A stored Cross‑Site Scripting vulnerability exists in the session page of OrcaStatLLM‑Researcher. Malicious researchers can embed arbitrary JavaScript into the log message field by providing a specially crafted research topic input. When a victim renders the session page, the injected script executes in the victim’s browser, potentially exfiltrating sensitive data, hijacking the user session, or performing unauthorized actions against the site. The flaw is a classic input‑validation weakness catalogued as CWE‑79 and the reported CVSS score of 5.3 indicates moderate severity.

The affected product is AlgoNetLab’s OrcaStatLLM‑Researcher, version 1.x as referenced by the CPE string. No other vendors or versions are listed, so the risk applies to installations of this particular LLM‑based research paper generator in the identified version range.

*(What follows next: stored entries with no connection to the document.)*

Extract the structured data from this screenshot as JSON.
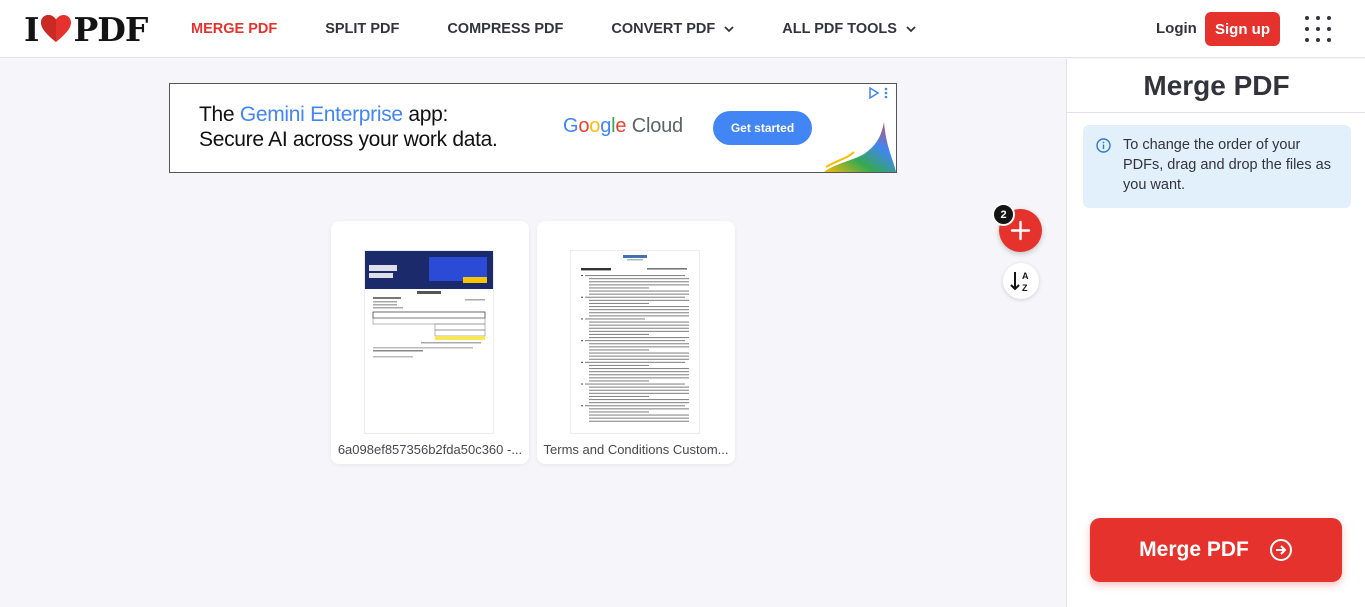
{
  "header": {
    "logo_text_left": "I",
    "logo_text_right": "PDF",
    "nav": [
      {
        "label": "MERGE PDF",
        "active": true,
        "dropdown": false
      },
      {
        "label": "SPLIT PDF",
        "active": false,
        "dropdown": false
      },
      {
        "label": "COMPRESS PDF",
        "active": false,
        "dropdown": false
      },
      {
        "label": "CONVERT PDF",
        "active": false,
        "dropdown": true
      },
      {
        "label": "ALL PDF TOOLS",
        "active": false,
        "dropdown": true
      }
    ],
    "login_label": "Login",
    "signup_label": "Sign up",
    "apps_icon": "grid-dots-icon"
  },
  "ad": {
    "headline_prefix": "The ",
    "headline_highlight": "Gemini Enterprise",
    "headline_suffix": " app:",
    "headline_line2": "Secure AI across your work data.",
    "brand_letters": [
      "G",
      "o",
      "o",
      "g",
      "l",
      "e"
    ],
    "brand_suffix": " Cloud",
    "cta_label": "Get started"
  },
  "files": [
    {
      "name": "6a098ef857356b2fda50c360 -..."
    },
    {
      "name": "Terms and Conditions Custom..."
    }
  ],
  "toolbar": {
    "file_count": "2",
    "add_icon": "plus-icon",
    "sort_icon": "sort-az-icon"
  },
  "sidebar": {
    "title": "Merge PDF",
    "info_text": "To change the order of your PDFs, drag and drop the files as you want.",
    "merge_button_label": "Merge PDF"
  },
  "colors": {
    "accent": "#e5322d",
    "info_bg": "#e2f0fc",
    "page_bg": "#f5f5fa",
    "ad_blue": "#4285f4"
  }
}
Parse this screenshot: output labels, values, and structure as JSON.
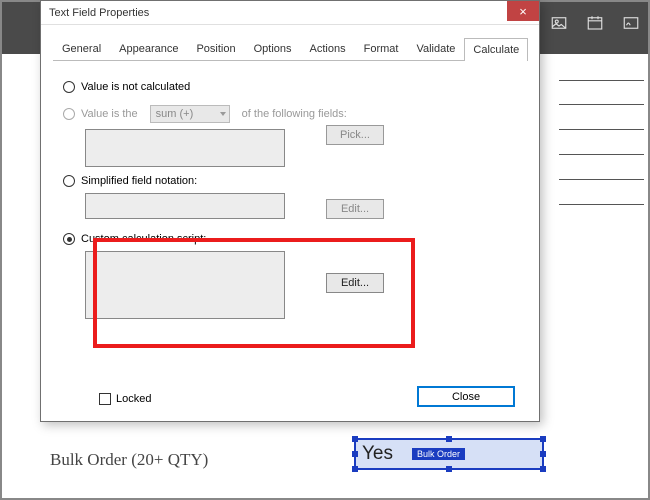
{
  "dialog": {
    "title": "Text Field Properties",
    "close_x": "×",
    "tabs": [
      "General",
      "Appearance",
      "Position",
      "Options",
      "Actions",
      "Format",
      "Validate",
      "Calculate"
    ],
    "active_tab_index": 7,
    "radio_not_calculated": "Value is not calculated",
    "radio_value_is_the": "Value is the",
    "dropdown_sum": "sum (+)",
    "of_following": "of the following fields:",
    "btn_pick": "Pick...",
    "radio_simplified": "Simplified field notation:",
    "btn_edit1": "Edit...",
    "radio_custom": "Custom calculation script:",
    "btn_edit2": "Edit...",
    "locked_label": "Locked",
    "close_btn": "Close"
  },
  "doc": {
    "bulk_label": "Bulk Order (20+ QTY)",
    "field_value": "Yes",
    "field_name": "Bulk Order"
  }
}
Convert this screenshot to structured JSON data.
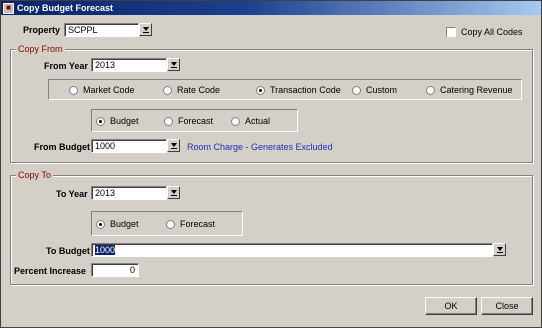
{
  "window": {
    "title": "Copy Budget Forecast"
  },
  "property": {
    "label": "Property",
    "value": "SCPPL"
  },
  "copy_all_codes": {
    "label": "Copy All Codes",
    "checked": false
  },
  "copy_from": {
    "title": "Copy From",
    "from_year_label": "From Year",
    "from_year_value": "2013",
    "code_types": [
      {
        "label": "Market Code",
        "selected": false
      },
      {
        "label": "Rate Code",
        "selected": false
      },
      {
        "label": "Transaction Code",
        "selected": true
      },
      {
        "label": "Custom",
        "selected": false
      },
      {
        "label": "Catering Revenue",
        "selected": false
      }
    ],
    "budget_types": [
      {
        "label": "Budget",
        "selected": true
      },
      {
        "label": "Forecast",
        "selected": false
      },
      {
        "label": "Actual",
        "selected": false
      }
    ],
    "from_budget_label": "From Budget",
    "from_budget_value": "1000",
    "from_budget_desc": "Room Charge - Generates Excluded"
  },
  "copy_to": {
    "title": "Copy To",
    "to_year_label": "To Year",
    "to_year_value": "2013",
    "budget_types": [
      {
        "label": "Budget",
        "selected": true
      },
      {
        "label": "Forecast",
        "selected": false
      }
    ],
    "to_budget_label": "To Budget",
    "to_budget_value": "1000",
    "percent_label": "Percent Increase",
    "percent_value": "0"
  },
  "buttons": {
    "ok": "OK",
    "close": "Close"
  },
  "icons": {
    "app": "app-icon",
    "dropdown": "dropdown-arrow-icon"
  }
}
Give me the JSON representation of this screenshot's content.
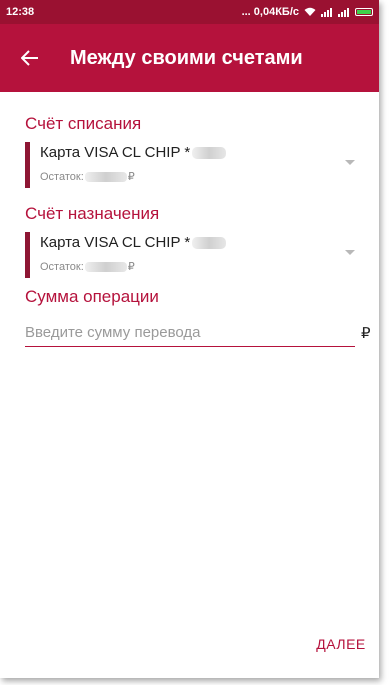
{
  "status_bar": {
    "time": "12:38",
    "network": "... 0,04КБ/с"
  },
  "header": {
    "title": "Между своими счетами"
  },
  "debit_account": {
    "label": "Счёт списания",
    "card_name": "Карта VISA CL CHIP *",
    "balance_label": "Остаток:",
    "currency_symbol": "₽"
  },
  "credit_account": {
    "label": "Счёт назначения",
    "card_name": "Карта VISA CL CHIP *",
    "balance_label": "Остаток:",
    "currency_symbol": "₽"
  },
  "amount": {
    "label": "Сумма операции",
    "placeholder": "Введите сумму перевода",
    "value": "",
    "currency_symbol": "₽"
  },
  "footer": {
    "next_label": "ДАЛЕЕ"
  },
  "colors": {
    "status_bar": "#9a1131",
    "app_bar": "#b5123c",
    "accent": "#b5123c",
    "account_marker": "#8e1634"
  },
  "icons": {
    "back": "arrow-left-icon",
    "wifi": "wifi-icon",
    "signal": "signal-icon",
    "battery": "battery-icon",
    "dropdown": "chevron-down-icon"
  }
}
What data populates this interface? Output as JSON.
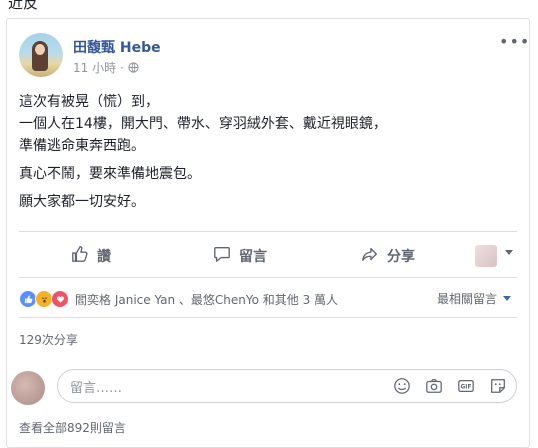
{
  "top_fragment": "近反",
  "post": {
    "author": "田馥甄 Hebe",
    "time": "11 小時",
    "dot": "·",
    "paragraphs": [
      "這次有被晃（慌）到，\n一個人在14樓，開大門、帶水、穿羽絨外套、戴近視眼鏡，\n準備逃命東奔西跑。",
      "真心不鬧，要來準備地震包。",
      "願大家都一切安好。"
    ]
  },
  "actions": {
    "like": "讚",
    "comment": "留言",
    "share": "分享"
  },
  "reactions": {
    "names": "閻奕格 Janice Yan 、最悠ChenYo 和其他 3 萬人",
    "sort_label": "最相關留言"
  },
  "shares": "129次分享",
  "comment_box": {
    "placeholder": "留言……"
  },
  "view_all": "查看全部892則留言",
  "colors": {
    "link_blue": "#365899",
    "meta_gray": "#90949c",
    "action_gray": "#606770"
  }
}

The vulnerability is scored with a CVSS of 5.3 and an EPSS below 1%, implying that exploitation is considered unlikely at present. The flaw is not listed in the CISA KEV catalog. The attack requires an attacker to supply a malicious research topic that becomes part of a stored log entry, and for the victim to later view the session page where the log is displayed. This is a traditional web‑application based stored XSS vector, likely reachable by any authenticated or unauthenticated user depending on the application’s logging policy.